Я уверен, Вы уже почувствовали, что за всей гласностью на Западе и неприятным аспектом некоторых журналистских выражений её стоит подлинное волнение, вызванное восхищением Вашим мужеством. Вы должны были это заметить в простых проявлениях симпатии со стороны чужих людей. Не падайте духом из-за агрессивного соревнования западных массмедиа: это – подчас неприятное – явление, сопровождающее нашу свободу. Мы часто путаем суть с формой, и Ваше достижение в том, что Вы заставляете нас понимать эту существеннейшую разницу. Ваша преданность свободе подействовала не только на всё лучшее, что есть у Вас на родине и в Восточной Европе, она также заставила ярче проявиться благородные движения за права человека, которые представляют собой лучшее, что можно найти на Западе. Все мы Вам обязаны.
Если бы по ходу Ваших путешествий Вы оказались в Вашингтоне, для меня было бы радостью и великой честью приветствовать Вас у себя дома.
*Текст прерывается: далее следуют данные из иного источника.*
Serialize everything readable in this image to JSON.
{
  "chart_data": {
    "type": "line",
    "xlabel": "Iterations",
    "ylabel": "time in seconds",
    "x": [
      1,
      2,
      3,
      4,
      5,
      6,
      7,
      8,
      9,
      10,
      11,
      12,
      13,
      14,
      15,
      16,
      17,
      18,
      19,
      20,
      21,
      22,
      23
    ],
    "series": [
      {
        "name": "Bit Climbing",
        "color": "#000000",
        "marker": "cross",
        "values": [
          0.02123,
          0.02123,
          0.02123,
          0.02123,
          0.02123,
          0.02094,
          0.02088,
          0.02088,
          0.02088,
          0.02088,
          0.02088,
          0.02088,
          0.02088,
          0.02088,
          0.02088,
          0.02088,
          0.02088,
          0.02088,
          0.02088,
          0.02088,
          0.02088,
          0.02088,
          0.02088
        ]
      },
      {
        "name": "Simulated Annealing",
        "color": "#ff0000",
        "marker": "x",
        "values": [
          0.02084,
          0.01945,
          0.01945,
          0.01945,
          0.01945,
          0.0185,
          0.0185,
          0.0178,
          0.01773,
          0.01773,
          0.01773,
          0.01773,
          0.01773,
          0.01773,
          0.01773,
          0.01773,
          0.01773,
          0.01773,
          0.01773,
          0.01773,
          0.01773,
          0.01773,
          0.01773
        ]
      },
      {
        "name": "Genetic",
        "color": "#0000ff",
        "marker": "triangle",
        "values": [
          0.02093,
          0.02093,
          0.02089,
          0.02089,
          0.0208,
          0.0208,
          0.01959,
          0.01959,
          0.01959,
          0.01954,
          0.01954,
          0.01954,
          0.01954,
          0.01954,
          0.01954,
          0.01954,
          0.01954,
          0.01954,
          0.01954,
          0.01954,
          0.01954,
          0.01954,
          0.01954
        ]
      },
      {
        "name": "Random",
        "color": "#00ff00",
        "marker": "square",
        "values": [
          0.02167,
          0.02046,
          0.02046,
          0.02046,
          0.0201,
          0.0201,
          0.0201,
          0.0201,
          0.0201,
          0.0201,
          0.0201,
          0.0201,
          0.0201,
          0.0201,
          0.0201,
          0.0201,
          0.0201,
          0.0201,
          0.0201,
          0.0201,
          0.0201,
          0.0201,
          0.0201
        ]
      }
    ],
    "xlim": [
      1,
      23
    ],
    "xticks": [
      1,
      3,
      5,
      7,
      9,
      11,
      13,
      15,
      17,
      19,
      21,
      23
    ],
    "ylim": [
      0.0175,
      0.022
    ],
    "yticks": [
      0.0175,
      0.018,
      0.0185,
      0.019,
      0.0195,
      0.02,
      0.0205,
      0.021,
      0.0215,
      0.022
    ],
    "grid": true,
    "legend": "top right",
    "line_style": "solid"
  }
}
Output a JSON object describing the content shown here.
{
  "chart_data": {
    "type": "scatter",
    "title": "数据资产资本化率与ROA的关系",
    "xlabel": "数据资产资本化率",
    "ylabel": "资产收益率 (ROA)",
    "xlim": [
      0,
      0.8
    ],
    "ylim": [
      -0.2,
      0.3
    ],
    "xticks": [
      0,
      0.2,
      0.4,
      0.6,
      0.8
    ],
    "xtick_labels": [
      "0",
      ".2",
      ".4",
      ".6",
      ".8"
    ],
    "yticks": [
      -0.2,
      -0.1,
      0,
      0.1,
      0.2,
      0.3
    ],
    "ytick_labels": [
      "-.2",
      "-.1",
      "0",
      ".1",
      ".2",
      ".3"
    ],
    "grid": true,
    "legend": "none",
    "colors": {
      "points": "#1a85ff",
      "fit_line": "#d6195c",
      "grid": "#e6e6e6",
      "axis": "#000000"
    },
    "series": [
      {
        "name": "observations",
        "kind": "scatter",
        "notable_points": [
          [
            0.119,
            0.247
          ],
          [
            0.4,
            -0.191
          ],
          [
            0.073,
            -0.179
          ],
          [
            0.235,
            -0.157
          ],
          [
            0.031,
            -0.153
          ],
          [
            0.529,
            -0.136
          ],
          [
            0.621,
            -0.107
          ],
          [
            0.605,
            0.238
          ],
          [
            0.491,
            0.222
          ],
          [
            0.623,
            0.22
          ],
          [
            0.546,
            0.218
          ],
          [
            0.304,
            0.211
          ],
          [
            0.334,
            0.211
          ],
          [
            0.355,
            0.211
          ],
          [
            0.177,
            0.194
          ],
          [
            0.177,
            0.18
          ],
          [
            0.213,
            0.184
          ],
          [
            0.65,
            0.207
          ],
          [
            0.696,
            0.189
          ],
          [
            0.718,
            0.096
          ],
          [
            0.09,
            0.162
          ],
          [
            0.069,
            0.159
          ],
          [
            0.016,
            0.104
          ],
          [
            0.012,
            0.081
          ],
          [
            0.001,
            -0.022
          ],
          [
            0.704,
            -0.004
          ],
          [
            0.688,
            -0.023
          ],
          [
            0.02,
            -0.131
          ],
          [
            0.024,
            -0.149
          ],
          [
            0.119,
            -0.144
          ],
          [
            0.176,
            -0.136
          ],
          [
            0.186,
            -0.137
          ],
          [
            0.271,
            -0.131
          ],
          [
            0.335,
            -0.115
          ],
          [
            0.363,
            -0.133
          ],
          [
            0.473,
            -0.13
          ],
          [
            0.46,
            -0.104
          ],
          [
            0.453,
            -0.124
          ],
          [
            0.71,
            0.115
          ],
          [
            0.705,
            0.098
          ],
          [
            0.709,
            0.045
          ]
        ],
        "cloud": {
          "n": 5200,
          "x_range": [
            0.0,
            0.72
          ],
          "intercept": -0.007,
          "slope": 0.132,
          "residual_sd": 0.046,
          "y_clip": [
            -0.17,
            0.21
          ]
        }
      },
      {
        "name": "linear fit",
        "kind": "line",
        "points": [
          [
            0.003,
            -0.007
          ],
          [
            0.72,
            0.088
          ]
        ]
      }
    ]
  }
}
Мои дети приблизительно одного возраста с Вашим старшим сыном, и я всей душой молюсь, чтобы Ваша семья как можно скорее была с Вами. Мой дом небольшой, но находится в мирном и спокойном районе; мы бы сделали всё, чтобы Ваше пребывание у нас было как можно более приятным.
Если есть что-либо, в чём я могу Вам помочь, а также содействовать в более широком плане делу индивидуальной свободы, которое Вами так красноречиво выражено, пожалуйста, сообщите мне, что я могу сделать, и я приложу к этому все усилия.
С наилучшими пожеланиями,
7 апреля 1974
Дорогой господин Генри Джексон!
Удивительным и непонятным образом Ваше дружественное письмо ко мне от 22 февраля получено мною только вчера, 6 апреля!.. – и притом безо всякого почтового штемпеля. Каким путём оно шло, где задержалось – я так и не мог выяснить. Несколько же дней назад я послал Вам копию своего ответа двум подкомиссиям Палаты Представителей – и, я думаю, из сопроводительной записки Вам стало ясно, что в своё время я не пренебрег ответом, а просто не получил Вашего письма.
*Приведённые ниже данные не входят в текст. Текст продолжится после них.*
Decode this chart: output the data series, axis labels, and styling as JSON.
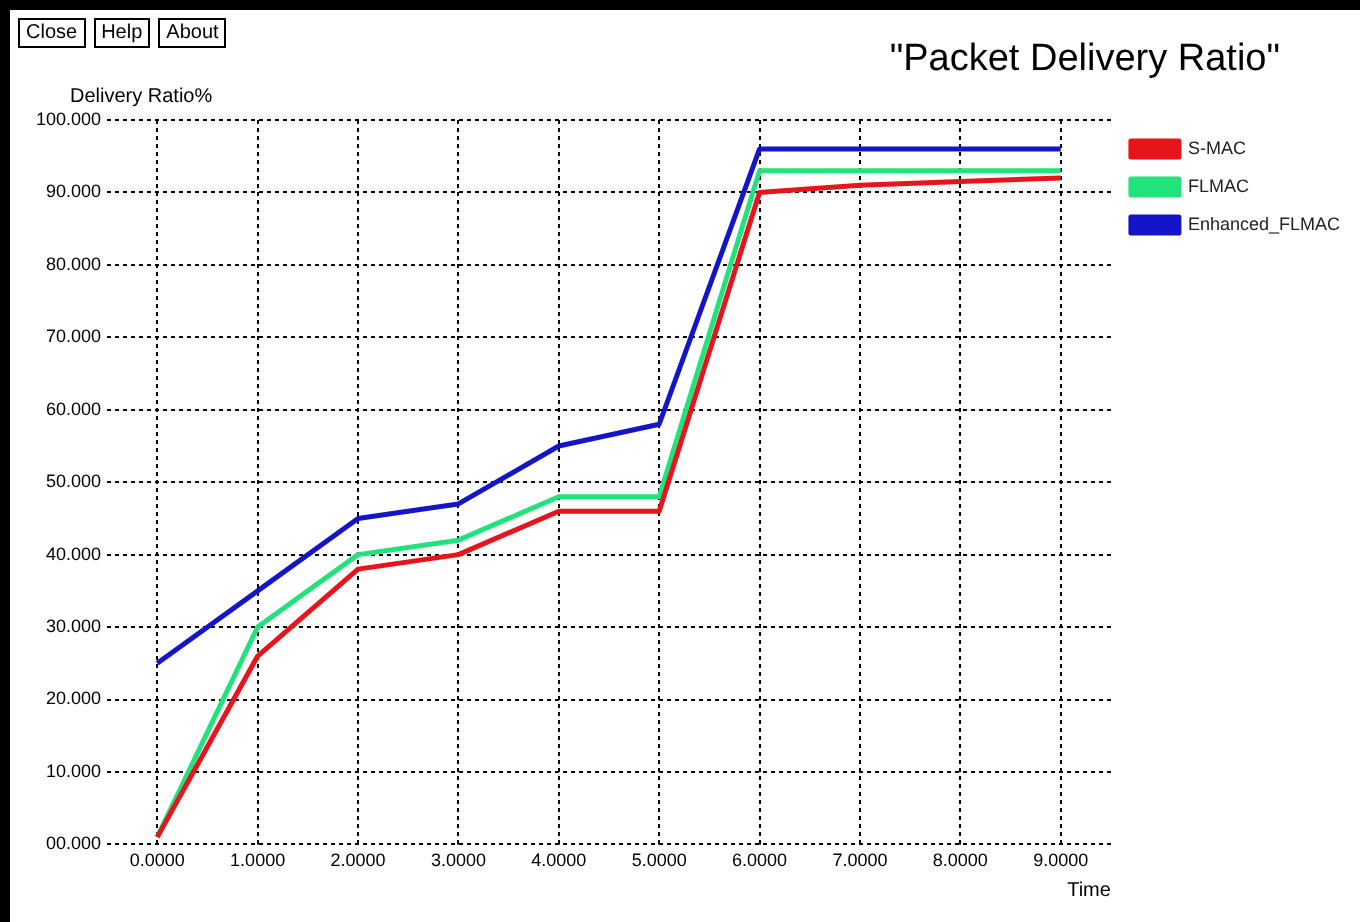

Вы обнадёживаете меня, что и в изгнании писатели не погибали, не прекращали своего труда, и я особо благодарю Вас за эти слова. Сам я тоже уверен в этом.
Ещё раз могу с благодарностью повторить, что мощная поддержка в сентябре прошлого года, оказанная нашему свободолюбию свободолюбием Соединённых Штатов (а в этом движении Вы играли столь ведущую роль), спасла многих из нас и даже изменила ход событий в нашей стране.
И чем дальше, тем всё более будет важно сохранять и углублять взаимопонимание и сочувствие между общественными силами наших двух стран, оказавшихся (необлегчительно для себя) столь влиятельными для судеб всего мира. Тут будут неизбежны ошибки дальнего зрения: издали так трудно разглядеть суть проблем и пути развития – нам у вас, вам – у нас. Но мы всеми силами должны устранять искажения оценок, взглядов и намерений, которые могут быть между нами внесены по небрежности, по поспешности или злоумышленно. В документе, который я послал Вам 3 апреля, я касаюсь отчасти и этого вопроса.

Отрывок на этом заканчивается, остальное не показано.